J. From his deposition read with the deposition of Mr. Surendra Surekha (PW-10) it would be clear that Mr. Surendra Surekha (PW-10) was induced into being made an approver. This is more particularly set out in the grounds.
K. Significantly, the Investigation Officer did not produce the report of Mr. M.J. Cass, who was an expert appointed by the Commission to examine the tapes and had submitted a report. The report reflects that the tapes were materially edited. Similarly, he did not produce the 4 1/2 hour tapes where Mr. Gopal Pacherwal was identified as Mr. Srinivas Prasad.”
19. Finally, it is argued that the appellant was neither caught red-handed accepting the money nor the appellant is beneficiary of the money as alleged. Moreover, the appellant was not arrested and faced the trial and continued to appear before the Trial Court as and when directed. In addition, during the present pandemic situation, the appeal is not likely to be heard, anytime soon, therefore, the sentence of the appellant may be suspended during pendency of the appeal.
20. Chetan Sharma, learned Solicitor General appearing on behalf of the CBI has submitted that it cannot be stated, at this stage, whether she is beneficiary or not, however, that will be taken into consideration at the time of disposal of the appeal.
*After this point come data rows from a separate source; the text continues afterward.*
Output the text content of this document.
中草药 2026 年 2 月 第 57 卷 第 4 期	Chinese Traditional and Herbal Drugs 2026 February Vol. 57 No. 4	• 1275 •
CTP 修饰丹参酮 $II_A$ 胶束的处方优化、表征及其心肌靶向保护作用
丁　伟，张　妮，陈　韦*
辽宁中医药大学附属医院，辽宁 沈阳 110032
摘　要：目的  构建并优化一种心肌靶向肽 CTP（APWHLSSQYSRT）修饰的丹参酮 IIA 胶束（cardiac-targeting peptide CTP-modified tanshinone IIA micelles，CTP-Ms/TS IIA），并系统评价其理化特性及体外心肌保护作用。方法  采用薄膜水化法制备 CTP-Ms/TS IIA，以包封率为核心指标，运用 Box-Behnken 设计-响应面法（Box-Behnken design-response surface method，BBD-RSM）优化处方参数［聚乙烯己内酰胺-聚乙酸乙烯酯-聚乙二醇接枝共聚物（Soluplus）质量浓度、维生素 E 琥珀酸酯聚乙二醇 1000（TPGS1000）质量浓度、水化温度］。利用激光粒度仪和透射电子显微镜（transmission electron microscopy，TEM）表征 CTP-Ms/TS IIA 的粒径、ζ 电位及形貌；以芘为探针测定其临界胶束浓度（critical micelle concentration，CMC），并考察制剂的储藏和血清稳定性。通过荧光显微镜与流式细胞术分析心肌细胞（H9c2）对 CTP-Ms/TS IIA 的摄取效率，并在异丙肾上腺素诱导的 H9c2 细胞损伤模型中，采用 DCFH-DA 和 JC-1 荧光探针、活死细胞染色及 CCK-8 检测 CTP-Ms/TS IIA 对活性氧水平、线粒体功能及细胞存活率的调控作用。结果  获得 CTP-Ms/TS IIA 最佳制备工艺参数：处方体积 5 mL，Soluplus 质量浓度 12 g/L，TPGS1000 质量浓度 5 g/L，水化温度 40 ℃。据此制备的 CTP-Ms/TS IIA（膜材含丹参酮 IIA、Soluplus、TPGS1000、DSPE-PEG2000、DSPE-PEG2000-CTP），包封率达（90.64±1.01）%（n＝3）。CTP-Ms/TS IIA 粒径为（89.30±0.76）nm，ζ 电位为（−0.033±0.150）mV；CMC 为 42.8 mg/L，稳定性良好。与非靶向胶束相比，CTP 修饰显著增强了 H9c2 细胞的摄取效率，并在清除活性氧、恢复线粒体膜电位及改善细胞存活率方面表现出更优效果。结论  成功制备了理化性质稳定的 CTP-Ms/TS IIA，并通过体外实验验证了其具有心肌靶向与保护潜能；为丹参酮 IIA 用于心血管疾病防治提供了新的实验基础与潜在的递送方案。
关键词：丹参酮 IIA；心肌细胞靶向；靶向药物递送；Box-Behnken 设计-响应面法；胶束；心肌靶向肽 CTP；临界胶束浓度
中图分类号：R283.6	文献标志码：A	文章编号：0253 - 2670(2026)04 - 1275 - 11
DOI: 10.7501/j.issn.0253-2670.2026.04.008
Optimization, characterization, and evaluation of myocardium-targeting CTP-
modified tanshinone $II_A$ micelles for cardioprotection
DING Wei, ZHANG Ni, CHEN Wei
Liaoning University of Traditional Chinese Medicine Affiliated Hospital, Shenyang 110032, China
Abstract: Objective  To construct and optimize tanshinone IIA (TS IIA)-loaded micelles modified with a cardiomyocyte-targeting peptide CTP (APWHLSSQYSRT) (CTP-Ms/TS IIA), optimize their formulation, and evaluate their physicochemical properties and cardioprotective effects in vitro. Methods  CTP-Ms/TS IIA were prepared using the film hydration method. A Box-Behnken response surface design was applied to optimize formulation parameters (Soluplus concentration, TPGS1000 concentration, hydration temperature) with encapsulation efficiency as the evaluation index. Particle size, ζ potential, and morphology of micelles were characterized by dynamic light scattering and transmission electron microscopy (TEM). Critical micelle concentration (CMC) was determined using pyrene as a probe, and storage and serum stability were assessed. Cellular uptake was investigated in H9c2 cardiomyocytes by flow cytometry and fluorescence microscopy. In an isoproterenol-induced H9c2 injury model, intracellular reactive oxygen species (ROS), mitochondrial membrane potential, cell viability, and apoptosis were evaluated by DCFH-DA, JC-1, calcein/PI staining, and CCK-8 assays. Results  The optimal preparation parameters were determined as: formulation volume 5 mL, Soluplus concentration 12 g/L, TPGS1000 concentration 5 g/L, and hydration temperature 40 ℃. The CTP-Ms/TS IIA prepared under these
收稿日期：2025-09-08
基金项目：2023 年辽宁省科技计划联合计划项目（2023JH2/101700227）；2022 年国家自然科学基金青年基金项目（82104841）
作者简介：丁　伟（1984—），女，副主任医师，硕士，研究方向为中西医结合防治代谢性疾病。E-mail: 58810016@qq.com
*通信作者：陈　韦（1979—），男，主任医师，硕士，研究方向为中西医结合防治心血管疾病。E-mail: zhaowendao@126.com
21. Keeping in view the facts recorded above and the fact that appellant was not arrested in the present case, however, without commenting on the merits of the appeal, I am of the view that the appellant deserves suspension of sentence during the pendency of the appeal.
22. Accordingly, appellant shall be released on bail on her furnishing a personal bond of Rs.50,000/- with two sureties of the like amount to the satisfaction of the Trial Court/Duty Judge.
23. The appellant shall ensure her presence at the time of hearing of the appeal.
24. The application is, accordingly, allowed and disposed of.
25. Copy of this order be transmitted to the Jail Superintendent concerned and Trial Court for information and necessary compliance.
26. The order be uploaded on the website forthwith. Copy of the order be also forwarded to the learned counsel through email.